De todo ello habla Hannah Arendt particularmente en “La vida del espíritu”, su último libro, inacabado, del año 1972 (falta la tercera parte, sobre el juicio, después de haber abordado el pensamiento y la voluntad), donde este carácter «natal» se sitúa en el centro de su reflexión.
Hannah
Arendt retomaba una idea de San Agustín - objeto de la disertación de su tesis doctoral y una referencia constante en todo su pensamiento -: cada uno de nosotros
siente que ha sido creado por otros, sabe que tiene una deuda con su madre, y
de ahí nace el amor, y más aún, una gratitud elemental (esa deuda
deberá luego fructificar durante la vida, pero incluso después, pidiendo a los
demás que no nos olviden).
¿Y qué
es el nacimiento?
Coincide
con un comienzo, con el ‘novum’, con el hecho de que, al actuar, siempre
iniciamos algo, en cierto sentido nos revelamos así a nosotros mismos y nos
convertimos en seres humanos.
Para Hannah
Arendt, la política consiste precisamente en este «actuar», diferente del
trabajar (determinado por la necesidad) o del operar (la fabricación de bienes
duraderos por parte del artesano), porque se mueve en el ámbito de la libertad,
por lo tanto, más allá de cualquier rutina, más allá de la biología, más allá
de los automatismos.
Es un actuar
público que se traduce en la creación de nuevas relaciones, en el intercambio y
el diálogo, en la ciudadanía activa y el compromiso cívico, y no en la gestión
o la conquista del poder. Por eso Hannah Arendt quiso adherirse con entusiasmo
a la democracia, a la revuelta de Hungría de 1956 y a los movimientos del 68.
Cada
vez que comenzamos algo, junto con los demás, replicamos nuestro nacimiento,
que precisamente fue un nuevo comienzo. El nacimiento es la base de la propia
ciudadanía, ya que es dentro de la ‘polis’ donde se nace y se comienza.
Respetamos al otro porque él también ha sido engendrado, ha sido creado, igual
que nosotros.
Me
gustaría subrayar una vez más la desarmante simplicidad de esa objeción. Podría
haberla hecho incluso un adolescente de quince años, solo intelectualmente
audaz y un poco impertinente...
Y me gusta
compararla con una frase aforística de Simone Weil, otra genial e irreverente mujer.

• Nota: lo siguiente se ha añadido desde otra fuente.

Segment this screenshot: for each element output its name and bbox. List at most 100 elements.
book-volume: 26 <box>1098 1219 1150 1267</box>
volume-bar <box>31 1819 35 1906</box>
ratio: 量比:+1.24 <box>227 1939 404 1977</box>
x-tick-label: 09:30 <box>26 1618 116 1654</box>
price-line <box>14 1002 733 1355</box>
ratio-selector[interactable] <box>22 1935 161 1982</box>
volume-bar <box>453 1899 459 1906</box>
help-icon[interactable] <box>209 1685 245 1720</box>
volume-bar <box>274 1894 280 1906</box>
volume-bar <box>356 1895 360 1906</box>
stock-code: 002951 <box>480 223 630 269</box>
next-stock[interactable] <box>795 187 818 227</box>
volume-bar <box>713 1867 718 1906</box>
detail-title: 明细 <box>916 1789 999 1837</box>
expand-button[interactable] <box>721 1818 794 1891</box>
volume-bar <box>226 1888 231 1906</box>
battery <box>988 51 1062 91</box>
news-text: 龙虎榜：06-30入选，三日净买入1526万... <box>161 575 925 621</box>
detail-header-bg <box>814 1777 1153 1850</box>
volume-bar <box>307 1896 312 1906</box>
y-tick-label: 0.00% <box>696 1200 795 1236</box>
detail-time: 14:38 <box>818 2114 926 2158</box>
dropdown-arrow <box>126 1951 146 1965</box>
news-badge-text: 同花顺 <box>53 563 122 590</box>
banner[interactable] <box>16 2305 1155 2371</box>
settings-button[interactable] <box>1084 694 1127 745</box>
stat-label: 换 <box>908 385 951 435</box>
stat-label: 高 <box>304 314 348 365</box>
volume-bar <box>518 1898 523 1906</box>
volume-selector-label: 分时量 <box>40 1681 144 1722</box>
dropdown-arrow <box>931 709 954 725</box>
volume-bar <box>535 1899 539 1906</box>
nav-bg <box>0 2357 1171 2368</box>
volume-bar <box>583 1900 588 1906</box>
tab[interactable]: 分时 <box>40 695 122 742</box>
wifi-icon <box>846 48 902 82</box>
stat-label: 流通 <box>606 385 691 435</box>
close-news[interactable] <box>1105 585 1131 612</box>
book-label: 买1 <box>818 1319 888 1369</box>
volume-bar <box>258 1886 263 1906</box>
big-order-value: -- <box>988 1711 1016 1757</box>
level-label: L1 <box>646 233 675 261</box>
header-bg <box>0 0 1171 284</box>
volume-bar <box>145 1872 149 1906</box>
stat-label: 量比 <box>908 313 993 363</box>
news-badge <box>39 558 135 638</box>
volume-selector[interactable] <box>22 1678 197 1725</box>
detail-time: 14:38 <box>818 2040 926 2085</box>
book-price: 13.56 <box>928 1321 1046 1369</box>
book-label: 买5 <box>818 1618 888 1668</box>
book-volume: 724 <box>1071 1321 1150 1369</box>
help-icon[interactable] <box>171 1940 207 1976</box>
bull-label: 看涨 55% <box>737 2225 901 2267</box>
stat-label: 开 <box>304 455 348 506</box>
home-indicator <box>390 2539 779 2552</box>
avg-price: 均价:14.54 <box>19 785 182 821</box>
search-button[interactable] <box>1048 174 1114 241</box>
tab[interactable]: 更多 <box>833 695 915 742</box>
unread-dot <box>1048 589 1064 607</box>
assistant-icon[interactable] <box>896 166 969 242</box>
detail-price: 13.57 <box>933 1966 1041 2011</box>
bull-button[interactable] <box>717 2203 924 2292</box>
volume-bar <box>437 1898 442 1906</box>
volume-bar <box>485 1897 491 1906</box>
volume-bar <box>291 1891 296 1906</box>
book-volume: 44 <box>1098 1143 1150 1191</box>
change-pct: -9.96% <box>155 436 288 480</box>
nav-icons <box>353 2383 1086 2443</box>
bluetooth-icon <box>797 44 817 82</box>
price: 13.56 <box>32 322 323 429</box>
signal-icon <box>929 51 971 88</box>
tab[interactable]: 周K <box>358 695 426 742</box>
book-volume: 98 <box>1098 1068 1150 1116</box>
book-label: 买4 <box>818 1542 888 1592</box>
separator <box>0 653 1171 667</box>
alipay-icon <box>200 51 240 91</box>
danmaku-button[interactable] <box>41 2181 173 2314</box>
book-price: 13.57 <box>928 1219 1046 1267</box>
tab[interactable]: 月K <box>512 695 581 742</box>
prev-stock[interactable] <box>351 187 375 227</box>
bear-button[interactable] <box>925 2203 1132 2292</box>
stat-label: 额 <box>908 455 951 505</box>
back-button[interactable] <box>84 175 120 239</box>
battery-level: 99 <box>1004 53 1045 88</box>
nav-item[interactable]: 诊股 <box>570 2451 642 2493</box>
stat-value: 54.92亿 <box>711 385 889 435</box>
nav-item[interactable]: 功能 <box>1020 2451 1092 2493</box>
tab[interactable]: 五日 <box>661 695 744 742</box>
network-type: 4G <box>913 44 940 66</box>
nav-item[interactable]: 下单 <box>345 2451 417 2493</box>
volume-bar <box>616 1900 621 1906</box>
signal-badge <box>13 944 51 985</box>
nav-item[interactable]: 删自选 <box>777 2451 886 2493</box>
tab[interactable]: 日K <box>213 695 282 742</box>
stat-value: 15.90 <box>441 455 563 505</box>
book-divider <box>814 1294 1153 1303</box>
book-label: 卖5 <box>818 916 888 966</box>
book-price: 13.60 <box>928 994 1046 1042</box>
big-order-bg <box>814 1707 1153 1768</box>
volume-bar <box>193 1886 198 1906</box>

Una frase esculpida y lógicamente convincente, brillante y perfecta como un
diamante, para meditar por ejemplo también el día de Navidad, y que por sí sola
puede desmontar todo el pensamiento tantas veces nihilista y vagamente
pesimista: «Decir que la vida no vale nada y ofrecer como prueba el mal
es contradictorio: si realmente la vida no vale nada, ¿de qué nos priva el mal?».